I will always remember one of my earliest American Association of Swine Practitioners’ meetings. (It was so long ago that the American Association of Swine Veterinarians was still called AASP.)  One particular session on swine dysentery created a heated argument between several of the most respected swine veterinarians of the day. Doctors Al Leman, Hank Harris, Robert Glock, Ralph Vinson and others were discussing the best treatment and control methods for swine dysentery, which was an economically challenging disease facing U.S. pork producers. Several methods were being proposed to treat and then eliminate swine dysentery, but many were not very effective. To make matters worse, treatment plans continuously changed as more information became available.

Finally, a seasoned veterinarian sitting in the back of the room, waiting for his peers to outline the right plan to cure the disease, stood up and said, “Fellas, one of these days we’re going to have to come up with a cure for this problem or our clients are going to start wondering if we know what the ____ we’re doing.”

I remember that as if it happened yesterday, and as I evaluate the progress we’ve made treating, controlling and eliminating porcine reproductive and respiratory syndrome in the past 10 years, the veterinarian’s words ring loudly. 

I do not want to insult anyone by saying that we have not made some great discoveries or that we have not been successful in developing better ways to control and eliminate PRRS. There has been much success in terms of giving producers the tools to eliminate PRRS from infected herds and potentially keeping it out of herds in certain locations. But after the devastating fall and winter that many Midwestproducers have experienced, we still have a long way to go to control PRRS in pig-dense regions. Add in the fact that many producers have spent significant dollars to improve isolation facilities, truck washes, transportation and building design, and I wouldn’t be surprised if some producers now share that old veterinarian’s perspective.

If we could just develop the magical vaccine that would totally control this disease, elimination would be easy. Or maybe it’s time to reevaluate our strategy, and with the tools we have available, develop a plan that just may work.
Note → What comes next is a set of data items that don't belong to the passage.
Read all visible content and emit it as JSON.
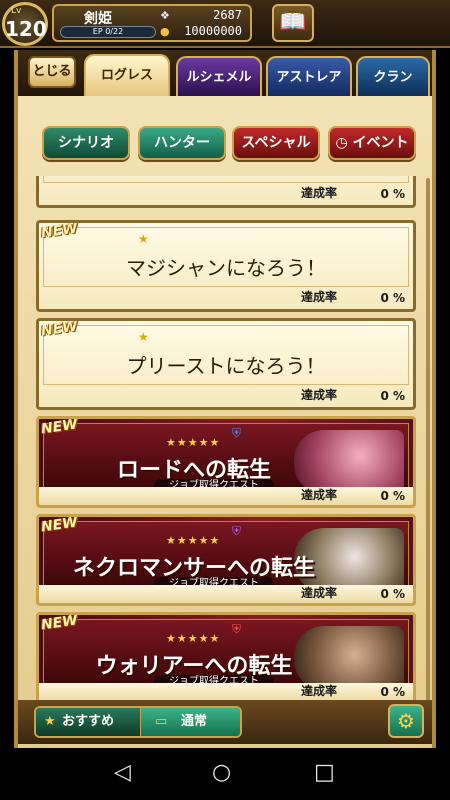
{
  "player": {
    "level_label": "Lv",
    "level": "120",
    "name": "剣姫",
    "ep_text": "EP 0/22",
    "ep_fraction": 0.0,
    "gems": "2687",
    "coins": "10000000"
  },
  "header": {
    "close_label": "とじる"
  },
  "tabs": [
    {
      "label": "ログレス",
      "active": true
    },
    {
      "label": "ルシェメル",
      "active": false
    },
    {
      "label": "アストレア",
      "active": false
    },
    {
      "label": "クラン",
      "active": false
    }
  ],
  "filters": [
    {
      "label": "シナリオ"
    },
    {
      "label": "ハンター"
    },
    {
      "label": "スペシャル"
    },
    {
      "label": "イベント"
    }
  ],
  "quests": {
    "rate_label": "達成率",
    "new_badge": "NEW",
    "items": [
      {
        "title": "",
        "rate": "0 %"
      },
      {
        "title": "マジシャンになろう！",
        "rate": "0 %"
      },
      {
        "title": "プリーストになろう！",
        "rate": "0 %"
      },
      {
        "title": "ロードへの転生",
        "subtitle": "ジョブ取得クエスト",
        "stars": "★★★★★",
        "rate": "0 %"
      },
      {
        "title": "ネクロマンサーへの転生",
        "subtitle": "ジョブ取得クエスト",
        "stars": "★★★★★",
        "rate": "0 %"
      },
      {
        "title": "ウォリアーへの転生",
        "subtitle": "ジョブ取得クエスト",
        "stars": "★★★★★",
        "rate": "0 %"
      }
    ]
  },
  "bottom": {
    "recommended_label": "おすすめ",
    "normal_label": "通常"
  },
  "colors": {
    "accent_gold": "#c9a24b",
    "job_red": "#8a1a22",
    "green": "#177050"
  }
}
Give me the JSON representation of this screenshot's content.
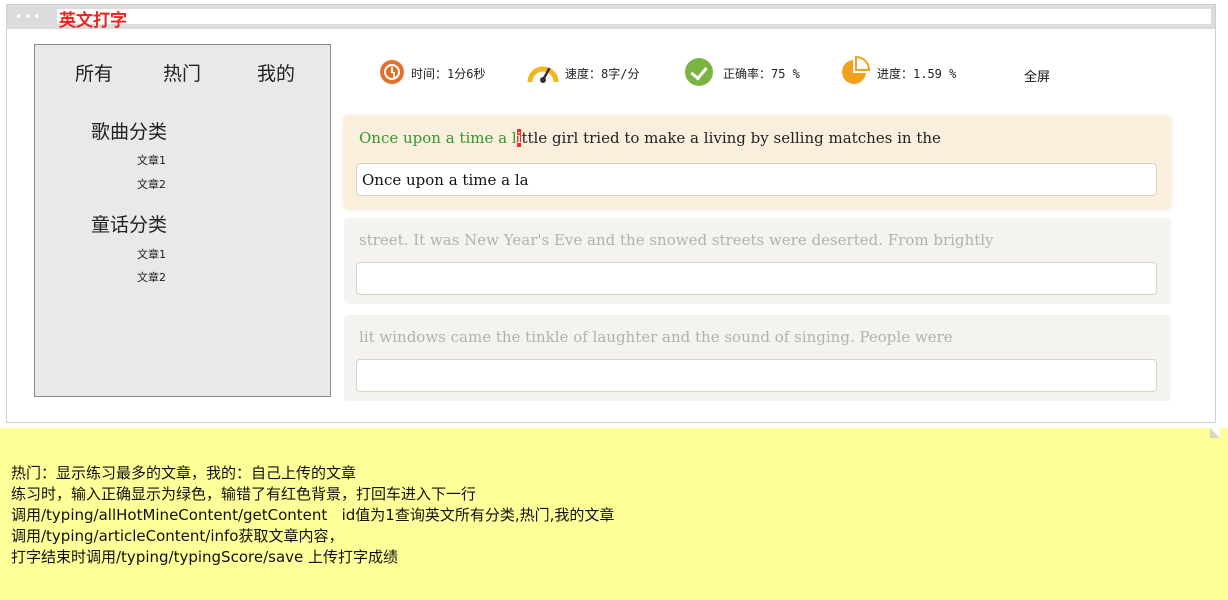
{
  "app": {
    "title": "英文打字",
    "dots": "•••"
  },
  "sidebar": {
    "tabs": [
      {
        "label": "所有"
      },
      {
        "label": "热门"
      },
      {
        "label": "我的"
      }
    ],
    "categories": [
      {
        "title": "歌曲分类",
        "items": [
          "文章1",
          "文章2"
        ]
      },
      {
        "title": "童话分类",
        "items": [
          "文章1",
          "文章2"
        ]
      }
    ]
  },
  "stats": {
    "time": "时间：1分6秒",
    "speed": "速度：8字/分",
    "accuracy": "正确率：75 %",
    "progress": "进度：1.59 %",
    "progress_value": 0.0159,
    "fullscreen": "全屏"
  },
  "lines": [
    {
      "correct": "Once upon a time a l",
      "error": "i",
      "rest": "ttle girl tried to make a living by selling matches in the",
      "input": "Once upon a time a la"
    },
    {
      "text": "street. It was New Year's Eve and the snowed streets were deserted. From brightly",
      "input": ""
    },
    {
      "text": "lit windows came the tinkle of laughter and the sound of singing. People were",
      "input": ""
    }
  ],
  "colors": {
    "correct": "#2f9a2f",
    "error": "#ef2e26",
    "accent_orange": "#e0702a",
    "check_green": "#7cb442",
    "note_background": "#ffff99"
  },
  "note": {
    "lines": [
      "热门：显示练习最多的文章，我的：自己上传的文章",
      "练习时，输入正确显示为绿色，输错了有红色背景，打回车进入下一行",
      "调用/typing/allHotMineContent/getContent   id值为1查询英文所有分类,热门,我的文章",
      "调用/typing/articleContent/info获取文章内容，",
      "打字结束时调用/typing/typingScore/save 上传打字成绩"
    ]
  }
}
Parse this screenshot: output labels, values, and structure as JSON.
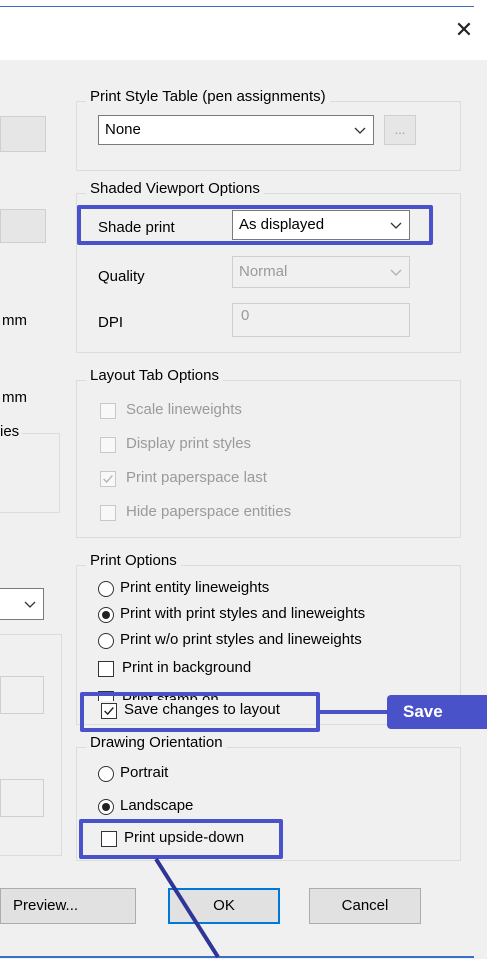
{
  "window": {
    "close_glyph": "✕"
  },
  "left_fragments": {
    "mm1": "mm",
    "mm2": "mm",
    "ies": "ies"
  },
  "print_style_table": {
    "legend": "Print Style Table (pen assignments)",
    "selected": "None",
    "edit_label": "..."
  },
  "shaded_viewport": {
    "legend": "Shaded Viewport Options",
    "shade_print_label": "Shade print",
    "shade_print_value": "As displayed",
    "quality_label": "Quality",
    "quality_value": "Normal",
    "dpi_label": "DPI",
    "dpi_value": "0"
  },
  "layout_tab": {
    "legend": "Layout Tab Options",
    "items": [
      {
        "label": "Scale lineweights",
        "checked": false
      },
      {
        "label": "Display print styles",
        "checked": false
      },
      {
        "label": "Print paperspace last",
        "checked": true
      },
      {
        "label": "Hide paperspace entities",
        "checked": false
      }
    ]
  },
  "print_options": {
    "legend": "Print Options",
    "radios": [
      {
        "label": "Print entity lineweights",
        "selected": false
      },
      {
        "label": "Print with print styles and lineweights",
        "selected": true
      },
      {
        "label": "Print w/o print styles and lineweights",
        "selected": false
      }
    ],
    "background_label": "Print in background",
    "stamp_label": "Print stamp on",
    "save_label": "Save changes to layout"
  },
  "callout": {
    "text": "Save"
  },
  "orientation": {
    "legend": "Drawing Orientation",
    "portrait_label": "Portrait",
    "landscape_label": "Landscape",
    "upside_down_label": "Print upside-down"
  },
  "buttons": {
    "preview": "Preview...",
    "ok": "OK",
    "cancel": "Cancel"
  },
  "colors": {
    "highlight": "#4a52c9",
    "focus": "#0078d7"
  }
}
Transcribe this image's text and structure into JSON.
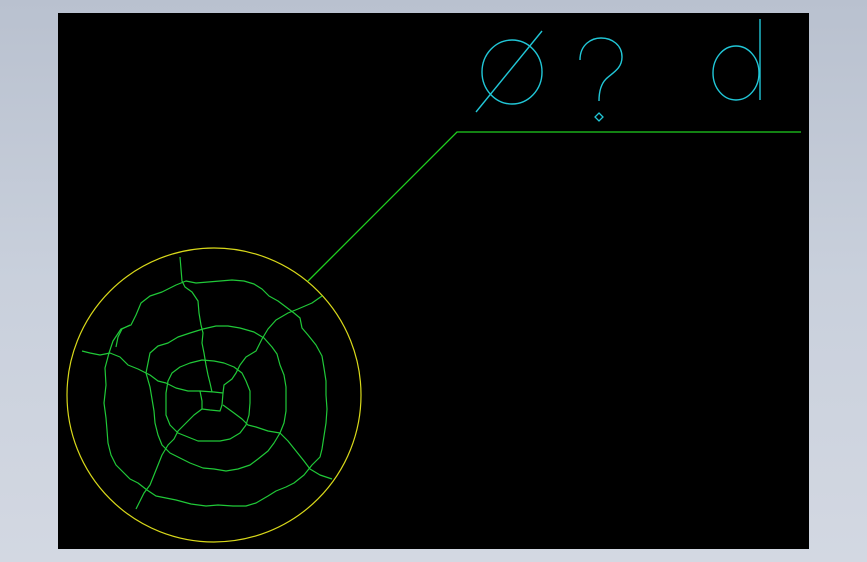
{
  "annotation": {
    "symbols": [
      "Ø",
      "?",
      "d"
    ]
  },
  "colors": {
    "background": "#000000",
    "frame": "#c3c9d6",
    "symbol_text": "#21c6d6",
    "leader_line": "#1fd01f",
    "cracks": "#20c838",
    "boundary_circle": "#d8d81a"
  },
  "icons": {
    "diameter": "diameter-symbol-icon"
  }
}
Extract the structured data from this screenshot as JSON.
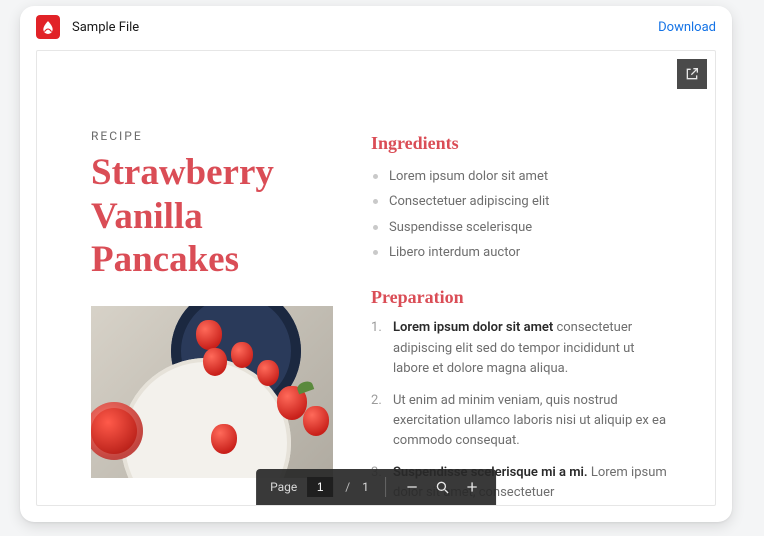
{
  "header": {
    "file_title": "Sample File",
    "download_label": "Download"
  },
  "document": {
    "overline": "RECIPE",
    "title": "Strawberry Vanilla Pancakes",
    "sections": {
      "ingredients": {
        "heading": "Ingredients",
        "items": [
          "Lorem ipsum dolor sit amet",
          "Consectetuer adipiscing elit",
          "Suspendisse scelerisque",
          "Libero interdum auctor"
        ]
      },
      "preparation": {
        "heading": "Preparation",
        "steps": [
          {
            "lead": "Lorem ipsum dolor sit amet",
            "rest": " consectetuer adipiscing elit sed do tempor incididunt ut labore et dolore magna aliqua."
          },
          {
            "lead": "",
            "rest": "Ut enim ad minim veniam, quis nostrud exercitation ullamco laboris nisi ut aliquip ex ea commodo consequat."
          },
          {
            "lead": "Suspendisse scelerisque mi a mi.",
            "rest": " Lorem ipsum dolor sit amet, consectetuer"
          }
        ]
      }
    }
  },
  "toolbar": {
    "page_label": "Page",
    "current_page": "1",
    "separator": "/",
    "total_pages": "1"
  }
}
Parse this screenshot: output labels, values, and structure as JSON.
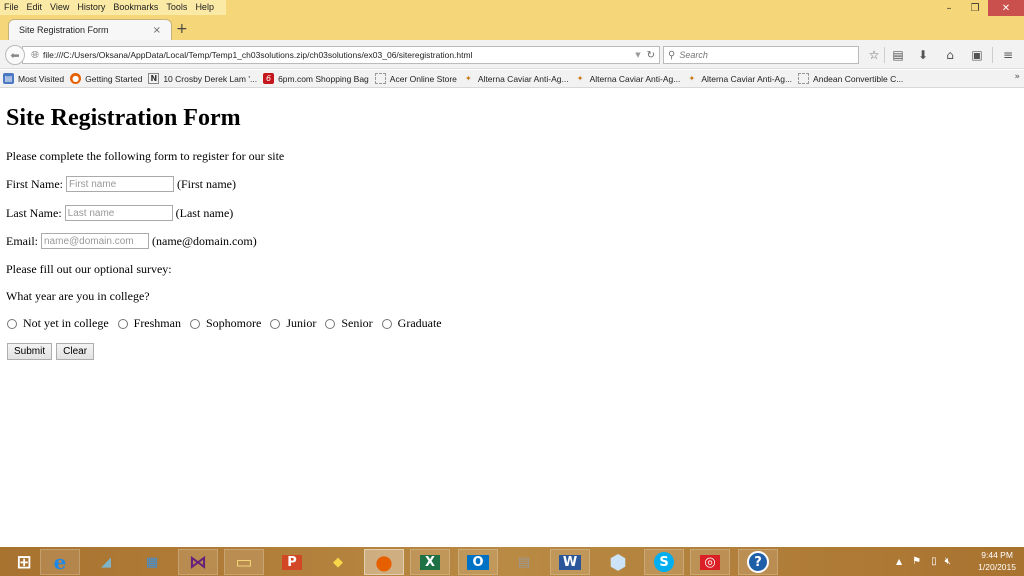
{
  "browser": {
    "menu": [
      {
        "label": "File",
        "accel": "F"
      },
      {
        "label": "Edit",
        "accel": "E"
      },
      {
        "label": "View",
        "accel": "V"
      },
      {
        "label": "History",
        "accel": "s"
      },
      {
        "label": "Bookmarks",
        "accel": "B"
      },
      {
        "label": "Tools",
        "accel": "T"
      },
      {
        "label": "Help",
        "accel": "H"
      }
    ],
    "window_controls": {
      "minimize": "–",
      "restore": "❐",
      "close": "✕"
    },
    "tab": {
      "title": "Site Registration Form",
      "close": "×"
    },
    "new_tab": "+",
    "url": "file:///C:/Users/Oksana/AppData/Local/Temp/Temp1_ch03solutions.zip/ch03solutions/ex03_06/siteregistration.html",
    "search_placeholder": "Search",
    "toolbar_icons": [
      "bookmark-star-icon",
      "reading-list-icon",
      "downloads-icon",
      "home-icon",
      "screenshot-icon",
      "menu-icon"
    ],
    "bookmarks": [
      {
        "label": "Most Visited",
        "icon": "most-visited-icon"
      },
      {
        "label": "Getting Started",
        "icon": "firefox-icon"
      },
      {
        "label": "10 Crosby Derek Lam '...",
        "icon": "n-logo-icon"
      },
      {
        "label": "6pm.com Shopping Bag",
        "icon": "6pm-icon"
      },
      {
        "label": "Acer Online Store",
        "icon": "blank-page-icon"
      },
      {
        "label": "Alterna Caviar Anti-Ag...",
        "icon": "butterfly-icon"
      },
      {
        "label": "Alterna Caviar Anti-Ag...",
        "icon": "butterfly-icon"
      },
      {
        "label": "Alterna Caviar Anti-Ag...",
        "icon": "butterfly-icon"
      },
      {
        "label": "Andean Convertible C...",
        "icon": "blank-page-icon"
      }
    ],
    "bookmarks_overflow": "»"
  },
  "page": {
    "heading": "Site Registration Form",
    "intro": "Please complete the following form to register for our site",
    "fields": [
      {
        "label": "First Name:",
        "placeholder": "First name",
        "value": "",
        "hint": "(First name)"
      },
      {
        "label": "Last Name:",
        "placeholder": "Last name",
        "value": "",
        "hint": "(Last name)"
      },
      {
        "label": "Email:",
        "placeholder": "name@domain.com",
        "value": "",
        "hint": "(name@domain.com)"
      }
    ],
    "survey_intro": "Please fill out our optional survey:",
    "question": "What year are you in college?",
    "options": [
      "Not yet in college",
      "Freshman",
      "Sophomore",
      "Junior",
      "Senior",
      "Graduate"
    ],
    "submit_label": "Submit",
    "clear_label": "Clear"
  },
  "taskbar": {
    "apps": [
      {
        "name": "start-button",
        "glyph": "⊞"
      },
      {
        "name": "internet-explorer",
        "glyph": "e"
      },
      {
        "name": "notepad-app",
        "glyph": "◢"
      },
      {
        "name": "control-panel",
        "glyph": "▦"
      },
      {
        "name": "visual-studio",
        "glyph": "⋈"
      },
      {
        "name": "file-explorer",
        "glyph": "▭"
      },
      {
        "name": "powerpoint",
        "glyph": "P"
      },
      {
        "name": "sticky-notes",
        "glyph": "◆"
      },
      {
        "name": "firefox",
        "glyph": "●"
      },
      {
        "name": "excel",
        "glyph": "X"
      },
      {
        "name": "outlook",
        "glyph": "O"
      },
      {
        "name": "firewall-app",
        "glyph": "▤"
      },
      {
        "name": "word",
        "glyph": "W"
      },
      {
        "name": "virtualbox",
        "glyph": "⬢"
      },
      {
        "name": "skype",
        "glyph": "S"
      },
      {
        "name": "creative-cloud",
        "glyph": "◎"
      },
      {
        "name": "help",
        "glyph": "?"
      }
    ],
    "time": "9:44 PM",
    "date": "1/20/2015"
  }
}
The current philosophy is to create PRRS-negative piglets regardless if the sow farm is PRRS-naïve and producing PRRS-naïve piglets, or the sow farm has had virus exposure and is “stabilized” to produce piglets that are PRRS-negative.  Most swine veterinarians would agree that this philosophy is the best plan, given the research and information available today. 

Here lies the problem. The industry takes these PRRS-negative piglets and places large groups of them into regions where not all pigs are PRRS-negative. The current philosophy (among many veterinarians, including myself) would encourage producers to not vaccinate these high-health pigs with any of the current PRRS vaccines. By design, the industry has set up the perfect protocol for an acute viral disease to move rapidly though a region and infect many high-health pigs — and high-health sow farms — as it spreads. These large finishing sites with acutely sick, PRRS-viremic pigs may be the infection source for many other sites (including sow farms) in the region. Then the process starts all over again, with sow farms producing PRRS-viremic pigs that move into other areas and potentially infect more pigs. Unfortunately, this scenario probably happened in southern Minnesotaand northern Iowathis winter. 

At some time, we must answer the question, “What comes first, the chicken or the egg?” Do we stabilize the sow farms first, as we are currently doing, or do we stabilize the growing-pig population first? 

As an industry we must continue to produce PRRS-negative pigs. We must try to stabilize our sow farms to gain the huge advantages of high-health pigs. But in pig-dense regions, with the tools we have today, I now believe the best strategy may include stabilizing the growing-pig population first. If we do not stabilize that population, we may continue to infect area sow farms and never actually progress to controlling and then eliminating this disease.

While I agree that none of today’s vaccines are perfect, do they need to be perfect to help us achieve our goal of stabilizing growing pigs? As AASV president, I fully support the eventual goal of eliminating PRRS from the North American pig population. We all agree that we have a long journey ahead, but by working together it may be easier than we think. 

The perfect vaccine may just have to stabilize our growing-pig population, allowing us to use available technology to create and maintain PRRS-negative sow farms. At that point, the job of eliminating PRRS just gets easier.